Yesterday we missed the Zulu parade, which was disappointing, because we were really looking forward to seeing an Indian krewe with wild costumes and throwing coconuts and such. But Rex krewe was great, beautiful floats, great throws. Then there was the 18-wheeler show, which was just trucks with quick paper-mache shams on the sides, throwing out heaps of beads like an assault. Not fun, but the guys enjoyed walking up and down the row of stopped trucks, bargaining and arguing for different items.

We argued SF versus magic over Italian food for lunch, and then Dan and Sam talked Dr. Who details while Justin and I commiserated about how hard it is to break into publishing. I really liked Sam’s friends; they’re really great people, kind, fun, smart, friendly and they reflect really well on who and what he values.

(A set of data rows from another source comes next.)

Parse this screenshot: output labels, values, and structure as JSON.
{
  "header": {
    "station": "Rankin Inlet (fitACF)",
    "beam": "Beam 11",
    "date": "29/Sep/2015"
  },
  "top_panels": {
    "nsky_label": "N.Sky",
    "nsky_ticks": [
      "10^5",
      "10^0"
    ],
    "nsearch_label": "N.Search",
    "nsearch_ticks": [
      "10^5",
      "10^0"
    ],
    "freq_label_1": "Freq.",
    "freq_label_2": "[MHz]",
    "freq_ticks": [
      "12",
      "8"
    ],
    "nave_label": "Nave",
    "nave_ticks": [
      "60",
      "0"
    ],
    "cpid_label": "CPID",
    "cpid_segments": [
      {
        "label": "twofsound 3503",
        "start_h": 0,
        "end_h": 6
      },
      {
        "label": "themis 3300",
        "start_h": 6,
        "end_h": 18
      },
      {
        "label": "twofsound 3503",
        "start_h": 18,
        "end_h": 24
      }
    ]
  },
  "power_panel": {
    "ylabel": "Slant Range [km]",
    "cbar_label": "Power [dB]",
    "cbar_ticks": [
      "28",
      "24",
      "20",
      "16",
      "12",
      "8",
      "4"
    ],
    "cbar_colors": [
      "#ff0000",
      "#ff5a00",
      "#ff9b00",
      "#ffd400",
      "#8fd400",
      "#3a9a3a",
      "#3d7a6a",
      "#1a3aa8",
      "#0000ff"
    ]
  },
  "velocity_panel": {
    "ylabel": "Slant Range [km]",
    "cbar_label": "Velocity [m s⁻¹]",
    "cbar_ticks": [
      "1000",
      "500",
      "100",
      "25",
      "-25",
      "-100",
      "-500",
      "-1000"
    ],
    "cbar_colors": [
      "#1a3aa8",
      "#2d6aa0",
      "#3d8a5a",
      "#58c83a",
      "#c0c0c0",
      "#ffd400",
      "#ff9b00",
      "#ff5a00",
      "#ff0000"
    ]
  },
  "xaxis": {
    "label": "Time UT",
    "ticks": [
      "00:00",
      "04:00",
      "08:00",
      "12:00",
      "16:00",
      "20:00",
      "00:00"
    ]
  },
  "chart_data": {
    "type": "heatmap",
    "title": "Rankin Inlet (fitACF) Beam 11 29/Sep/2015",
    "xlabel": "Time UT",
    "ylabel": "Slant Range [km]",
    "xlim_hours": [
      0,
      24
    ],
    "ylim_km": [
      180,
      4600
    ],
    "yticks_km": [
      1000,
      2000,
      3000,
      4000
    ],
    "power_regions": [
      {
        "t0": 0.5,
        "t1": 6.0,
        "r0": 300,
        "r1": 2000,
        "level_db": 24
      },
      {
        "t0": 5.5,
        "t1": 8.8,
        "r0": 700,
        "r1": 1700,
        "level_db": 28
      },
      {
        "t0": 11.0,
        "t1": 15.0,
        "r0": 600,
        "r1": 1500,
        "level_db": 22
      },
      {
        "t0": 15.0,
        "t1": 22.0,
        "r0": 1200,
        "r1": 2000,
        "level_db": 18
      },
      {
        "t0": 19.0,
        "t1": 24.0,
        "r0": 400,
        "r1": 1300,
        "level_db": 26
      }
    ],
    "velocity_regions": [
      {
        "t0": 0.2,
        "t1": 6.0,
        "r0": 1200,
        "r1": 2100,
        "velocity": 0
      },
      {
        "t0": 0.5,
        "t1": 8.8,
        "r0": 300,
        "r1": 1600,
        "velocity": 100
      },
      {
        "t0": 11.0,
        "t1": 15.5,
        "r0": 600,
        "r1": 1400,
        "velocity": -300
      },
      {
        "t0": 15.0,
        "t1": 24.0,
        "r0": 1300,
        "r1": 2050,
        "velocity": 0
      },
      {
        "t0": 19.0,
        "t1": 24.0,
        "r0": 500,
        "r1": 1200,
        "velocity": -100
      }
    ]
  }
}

We went to a casino, but I hadn’t realized they needed ID and had left my passport at Dan’s house, so Dan and Justin went in and won a few hundred dollars while Sam and I investigated the French Quarter again. Sam wanted to see Bourbon St. again, which felt like too much, and then we went to Cafe Du Monde again (we couldn’t find a different French cafe in the dark) and then we met up with the guys and went to a bar where I rode the mechanical bull while Dan and Justin chatted up some girls and then Sam and I rode together because a few other couples were doing it (the driver made the “bull” really gentle for that so that people had a chance of staying on.) I was elated to hold on to the end when I was by myself and it was harder, but felt disappointed that they didn’t give girls as rough a ride as boys. It felt like men compete and women are just there to jiggle and look pretty, but damn, it was still scary and fun.

All in all, I loved spending the time with Sam, and Mardi Gras was everything we expected and more, a great adventure as well as a test of our endurance and sense of adventure. I’d love to come back, but I think I need ten years to recover.